Investigation of the causes and analysis of influencing factors about interruption of menopausal hormone therapy
- VernacularTitle:绝经激素治疗中断的原因调查及影响因素分析
- Author:
Ting ZHOU
1
;
Xueyao PENG
1
;
Xia ZHAN
1
;
Hongrong BAO
1
Author Information
1. Dept. of Pharmacy,Lin’an District First People’s Hospital of Hangzhou,Hangzhou 311300,China
- Publication Type:Journal Article
- Keywords:
menopausal syndrome;
menopausal hormone therapy;
interruption of treatment;
influencing factors
- From:
China Pharmacy
2024;35(19):2411-2415
- CountryChina
- Language:Chinese
-
Abstract:
OBJECTIVE To investigate the reasons for interrupting menopausal hormone therapy in patients with menopausal syndrome and analyze the influencing factors that may lead to treatment interruption. METHODS The patients who visited our menopause medicine clinic from March 2022 to November 2023 and established a menopausal health manual were collected retrospectively. The case data were collected through the medical history registered in the manual and the outpatient medical record system. Telephone follow-up was conducted among the patients who had received menopausal hormone therapy to know about whether they were taking medication and to record the reasons for treatment interruption. Univariate analysis and multivariate Logistic regression analysis were adopted to investigate the influencing factors of discontinuing menopausal hormone therapy in patients with menopausal syndrome. RESULTS A total of 183 patients receiving menopause hormone therapy were enrolled. They were divided into interruption group (78 cases) and continuation group (105 cases) according to whether the treatment was interrupted. The results of telephone follow-up showed that the reasons in turn for interruption were perceiving ineffectiveness (16.67%), concerning about medication risk(15.38%), the existence of caution case(12.82%) and adverse reactions(10.26%). The results of univariate analysis showed that there were statistically significant differences in occupation, complications, medication regimen, bone condition and blood viscosity between the two groups (P<0.05).

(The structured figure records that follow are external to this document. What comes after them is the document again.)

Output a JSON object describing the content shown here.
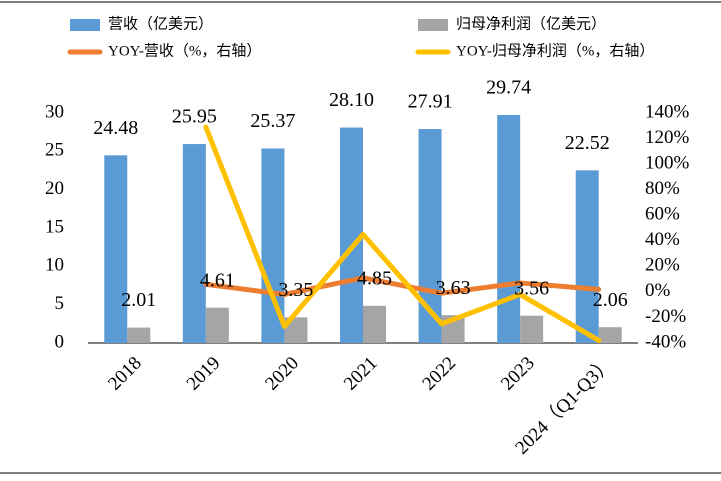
{
  "chart_data": {
    "type": "bar_line",
    "categories": [
      "2018",
      "2019",
      "2020",
      "2021",
      "2022",
      "2023",
      "2024（Q1-Q3）"
    ],
    "series": [
      {
        "name": "营收（亿美元）",
        "type": "bar",
        "color": "#5b9bd5",
        "values": [
          24.48,
          25.95,
          25.37,
          28.1,
          27.91,
          29.74,
          22.52
        ],
        "value_labels": [
          "24.48",
          "25.95",
          "25.37",
          "28.10",
          "27.91",
          "29.74",
          "22.52"
        ]
      },
      {
        "name": "归母净利润（亿美元）",
        "type": "bar",
        "color": "#a5a5a5",
        "values": [
          2.01,
          4.61,
          3.35,
          4.85,
          3.63,
          3.56,
          2.06
        ],
        "value_labels": [
          "2.01",
          "4.61",
          "3.35",
          "4.85",
          "3.63",
          "3.56",
          "2.06"
        ]
      },
      {
        "name": "YOY-营收（%，右轴）",
        "type": "line",
        "axis": "y2",
        "color": "#ed7d31",
        "values": [
          null,
          6,
          -2,
          11,
          -1,
          7,
          2
        ]
      },
      {
        "name": "YOY-归母净利润（%，右轴）",
        "type": "line",
        "axis": "y2",
        "color": "#ffc000",
        "values": [
          null,
          129,
          -27,
          45,
          -25,
          -2,
          -38
        ]
      }
    ],
    "ylim": [
      0,
      30
    ],
    "yticks": [
      0,
      5,
      10,
      15,
      20,
      25,
      30
    ],
    "y2lim": [
      -40,
      140
    ],
    "y2ticks": [
      {
        "value": -40,
        "label": "-40%"
      },
      {
        "value": -20,
        "label": "-20%"
      },
      {
        "value": 0,
        "label": "0%"
      },
      {
        "value": 20,
        "label": "20%"
      },
      {
        "value": 40,
        "label": "40%"
      },
      {
        "value": 60,
        "label": "60%"
      },
      {
        "value": 80,
        "label": "80%"
      },
      {
        "value": 100,
        "label": "100%"
      },
      {
        "value": 120,
        "label": "120%"
      },
      {
        "value": 140,
        "label": "140%"
      }
    ],
    "legend": "top"
  }
}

Multivariate Logistic regression analysis showed that the absence of complications, osteopenia and osteoporosis, working in public institution and retirement, and the continuous sequential medication regimen favored continuation of menopausal hormone therapy (P<0.05). CONCLUSIONS The interruption rate of menopausal hormone therapy is relatively high, and patients are greatly affected by perceiving ineffectiveness and concerning about medication risks, the existence of caution case, and adverse reactions. Complications can cause patients to interrupt treatment, while factors such as osteopenia and osteoporosis, working in public institutions and retirement, and continuous sequential medication regimens make patients more inclined to choose to continue menopausal hormone therapy.